15 kB per extra second over reference -8, against -8p's measly 6.


Also tried:
  • @Wombat's "Exact Rice" build. At -8 it saved 0.02 percent over the Xiph build. That did amount to a not-at-all-bad 13 kB per ekstra second
  • -8 -A "subdivide_tukey(4)", beefing that one up. About the same as the Exact Rice build, both in time and size (loses narrowly to it due to the classical music). I did not do that setting with the Exact Rice.
  • -8r7, -8pr7 in the Xiph build and the "Exact Rice" build: surprisingly little. Especially surprising especially on the heavier corpus where that fine partitioning is often used - but not so much saved from it. Hardly any difference at classical music. Overall only 3 kB/s saved at -8 (Xiph), and much less at -8p and at Exact Rice.
  • Any synergies between Exact Rice and -p? No. Even less than previous line.  Exact Rice's -8p is slow. 
  • Heavier flaccid: 40 percent more time than the one above, did improve but very little.  --mode peakset --blocksize-list 2304,4608 --analysis-comp 5 --output-comp 8r7  --queue 32 --tweak 32 --merge 0
  • Lighter flaccid: just a little bit faster than the gasc above, and not far worse, was --mode chunk --blocksize-list 2304,4608 --tweak 0 --merge 0 --analysis-comp 8 --output-comp 8r7



Re: Multithreading

Reply #147
As I just posted over at https://hydrogenaudio.org/index.php/topic,106129.msg1062688.html#msg1062688 , I ran flaccid against flacout, and it won big time without even digging into apodization functions more than "-8" already does. Limited corpus, since 76 minutes of audio took flacout 44 hours to process.

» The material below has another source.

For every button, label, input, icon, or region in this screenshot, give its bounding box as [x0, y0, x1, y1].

I gave a "suggestion" in that post:
flaccid as a re-compressor for flac files, where you frame by frame compare source to flaccid and if flaccid cannot improve the frame, then just copy it? (Sure you lose some bits in the frame header by committing to variable block size, but if we really want to nitpick on that, let's just compare the audio part of the final files.)
Doesn't have to take that much development work ... ?

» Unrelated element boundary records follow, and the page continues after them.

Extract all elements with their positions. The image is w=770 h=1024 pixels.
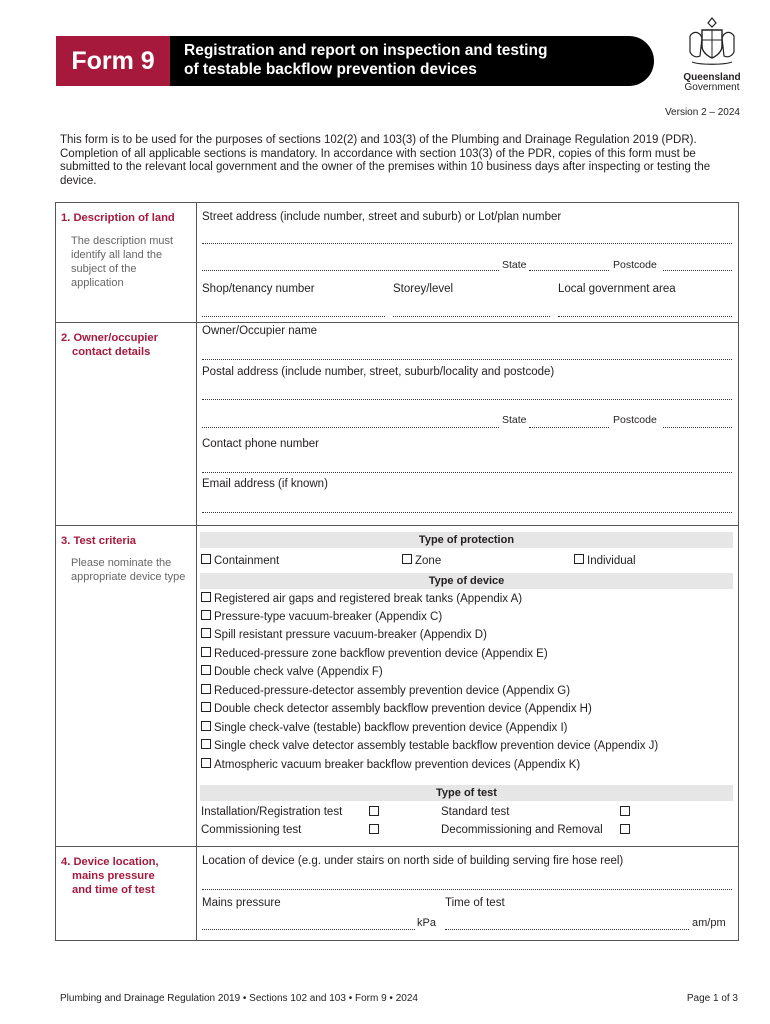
mains-pressure-field[interactable] [202,929,415,930]
contact-phone-field[interactable] [202,472,732,473]
device-option[interactable] [201,684,570,697]
postal-address-line2[interactable] [202,427,499,428]
decommissioning-removal-label: Decommissioning and Removal [441,824,603,836]
commissioning-test-checkbox[interactable] [369,824,379,834]
device-label: Single check valve detector assembly testable backflow prevention device (Appendix J) [214,740,659,752]
installation-registration-test-label: Installation/Registration test [201,806,343,818]
device-checkbox[interactable] [201,647,211,657]
postcode-label-1: Postcode [613,259,657,271]
postcode-field-1[interactable] [663,270,732,271]
section-3-title: 3. Test criteria [61,535,137,547]
form-title [170,36,654,86]
section-2-label-column [56,323,197,525]
contact-phone-label: Contact phone number [202,438,319,450]
zone-checkbox[interactable] [402,554,412,564]
device-checkbox[interactable] [201,628,211,638]
standard-test-label: Standard test [441,806,510,818]
decommissioning-removal-option[interactable] [620,824,633,837]
email-address-label: Email address (if known) [202,478,328,490]
time-of-test-field[interactable] [445,929,689,930]
storey-level-label: Storey/level [393,283,454,295]
intro-paragraph: This form is to be used for the purposes of sections 102(2) and 103(3) of the Plumbing and Drainage Regulation 2019 (PDR). Completion of all applicable sections is mandatory. In accordance with section 103(3) of the PDR, copies of this form must be submitted to the relevant local government and the owner of the premises within 10 business days after inspecting or testing the device. [60,134,711,188]
section-4-title [61,855,159,897]
section-owner-occupier [55,322,739,526]
storey-level-field[interactable] [393,316,550,317]
section-1-title: 1. Description of land [61,212,175,224]
postal-address-label: Postal address (include number, street, suburb/locality and postcode) [202,366,555,378]
queensland-government-logo [672,14,752,94]
section-description-of-land [55,202,739,323]
decommissioning-removal-checkbox[interactable] [620,824,630,834]
containment-label: Containment [214,555,280,567]
postcode-field-2[interactable] [663,427,732,428]
owner-name-label: Owner/Occupier name [202,325,318,337]
commissioning-test-label: Commissioning test [201,824,302,836]
logo-text-queensland: Queensland [683,72,741,83]
section-3-label-column [56,526,197,846]
owner-name-field[interactable] [202,359,732,360]
form-number: Form 9 [56,36,170,86]
local-government-area-label: Local government area [558,283,676,295]
section-1-label-column [56,203,197,322]
section-2-title-line1: 2. Owner/occupier [61,332,158,344]
device-label: Double check valve (Appendix F) [214,666,383,678]
device-checkbox[interactable] [201,702,211,712]
street-address-line2[interactable] [202,270,499,271]
containment-option[interactable] [201,554,279,567]
type-of-test-header: Type of test [200,785,733,801]
section-3-note: Please nominate the appropriate device type [71,557,186,583]
device-label: Registered air gaps and registered break tanks (Appendix A) [214,593,523,605]
containment-checkbox[interactable] [201,554,211,564]
device-option[interactable] [201,628,487,641]
device-label: Single check-valve (testable) backflow prevention device (Appendix I) [214,722,568,734]
state-label-1: State [502,259,527,271]
device-label: Reduced-pressure zone backflow prevention device (Appendix E) [214,648,548,660]
section-device-location [55,846,739,941]
mains-pressure-label: Mains pressure [202,897,281,909]
installation-registration-test-checkbox[interactable] [369,806,379,816]
state-field-2[interactable] [529,427,609,428]
device-checkbox[interactable] [201,610,211,620]
section-2-title-line2: contact details [72,346,151,358]
section-4-label-column [56,847,197,940]
kpa-unit-label: kPa [417,917,436,929]
footer-citation: Plumbing and Drainage Regulation 2019 • Sections 102 and 103 • Form 9 • 2024 [60,993,418,1004]
section-2-title [61,331,158,359]
device-label: Reduced-pressure-detector assembly prevention device (Appendix G) [214,685,571,697]
postal-address-line1[interactable] [202,399,732,400]
individual-label: Individual [587,555,636,567]
type-of-protection-header: Type of protection [200,532,733,548]
postcode-label-2: Postcode [613,414,657,426]
device-location-field[interactable] [202,889,732,890]
coat-of-arms-icon [682,14,742,68]
individual-option[interactable] [574,554,636,567]
device-label: Spill resistant pressure vacuum-breaker (Appendix D) [214,629,487,641]
section-1-note: The description must identify all land the subject of the application [71,235,174,289]
device-option[interactable] [201,721,568,734]
device-checkbox[interactable] [201,739,211,749]
shop-tenancy-label: Shop/tenancy number [202,283,315,295]
street-address-label: Street address (include number, street and suburb) or Lot/plan number [202,211,562,223]
device-option[interactable] [201,665,383,678]
zone-option[interactable] [402,554,441,567]
time-of-test-label: Time of test [445,897,505,909]
section-4-title-line1: 4. Device location, [61,856,159,868]
device-option[interactable] [201,739,658,752]
device-checkbox[interactable] [201,721,211,731]
individual-checkbox[interactable] [574,554,584,564]
device-option[interactable] [201,702,592,715]
section-4-title-line2: mains pressure [72,870,155,882]
email-address-field[interactable] [202,512,732,513]
device-checkbox[interactable] [201,592,211,602]
device-checkbox[interactable] [201,758,211,768]
installation-registration-test-option[interactable] [369,806,382,819]
page-number: Page 1 of 3 [686,993,738,1004]
form-title-line1: Registration and report on inspection and testing [184,42,548,59]
device-label: Atmospheric vacuum breaker backflow prevention devices (Appendix K) [214,759,581,771]
state-field-1[interactable] [529,270,609,271]
device-option[interactable] [201,610,442,623]
standard-test-checkbox[interactable] [620,806,630,816]
device-option[interactable] [201,758,580,771]
device-label: Double check detector assembly backflow prevention device (Appendix H) [214,703,592,715]
street-address-line1[interactable] [202,243,732,244]
device-checkbox[interactable] [201,684,211,694]
standard-test-option[interactable] [620,806,633,819]
device-label: Pressure-type vacuum-breaker (Appendix C) [214,611,443,623]
device-option[interactable] [201,592,522,605]
type-of-device-header: Type of device [200,573,733,589]
state-label-2: State [502,414,527,426]
zone-label: Zone [415,555,442,567]
local-government-area-field[interactable] [558,316,732,317]
commissioning-test-option[interactable] [369,824,382,837]
logo-text-government: Government [684,82,740,93]
am-pm-label: am/pm [692,917,726,929]
device-option[interactable] [201,647,548,660]
version-label: Version 2 – 2024 [664,107,740,118]
device-location-label: Location of device (e.g. under stairs on north side of building serving fire hose reel) [202,855,624,867]
form-title-line2: of testable backflow prevention devices [184,61,477,78]
shop-tenancy-field[interactable] [202,316,385,317]
device-checkbox[interactable] [201,665,211,675]
section-4-title-line3: and time of test [72,884,155,896]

You're suggesting a recompressor that works within the boundaries of the frames in the source? So a 4096 fixed frame could be sliced into arbitrarily small frames or combined with adjacent frames, but if none of that is an improvement just output the (slightly modified) original frame. I mean that could work, but I don't see a whole lot to gain. Unless the source used very strong settings that flaccid isn't, the source frame is unlikely to be smaller. Unless the point is to not recalculate the 4096 frame size at all, which would save a little computation. Flac is a simple enough format that with libflac doing the grunt work you could knock out this sort of thing in a day, converting a fixed frame to a variable frame is a mild pain as you need to redo the frame number and crc's but it's not hard.

flaccid chokes on non-ascii filenames, by that do you mean some windows utf16 nonsense? That wouldn't surprise me. Can't say I've tried utf8 on Linux, that has a better chance of working but it might not.

Re: Multithreading

Reply #148
Unless the source used very strong settings that flaccid isn't, the source frame is unlikely to be smaller.
OK! But yeah I was thinking that ...


flaccid chokes on non-ascii filenames, by that do you mean some windows utf16 nonsense?
The µ character of ISO8859-1 / -15  is bad enough. But maybe it is the Windows codepage.

Re: Multithreading

Reply #149
It's probably codepage stuff, flaccid just uses fopen so this applies: https://stackoverflow.com/questions/396567/is-there-a-standard-way-to-do-an-fopen-with-a-unicode-string-file-path

MS trying to give C interoperability the old yeller treatment decades ago really was a dick move, all this _wfopen nonsense and a million other examples. Zero respect MS, zero. The day windows uses the Linux kernel as the main kernel and an NT kernel as the one they bolt on with LSW for compatibility, that will be a good day.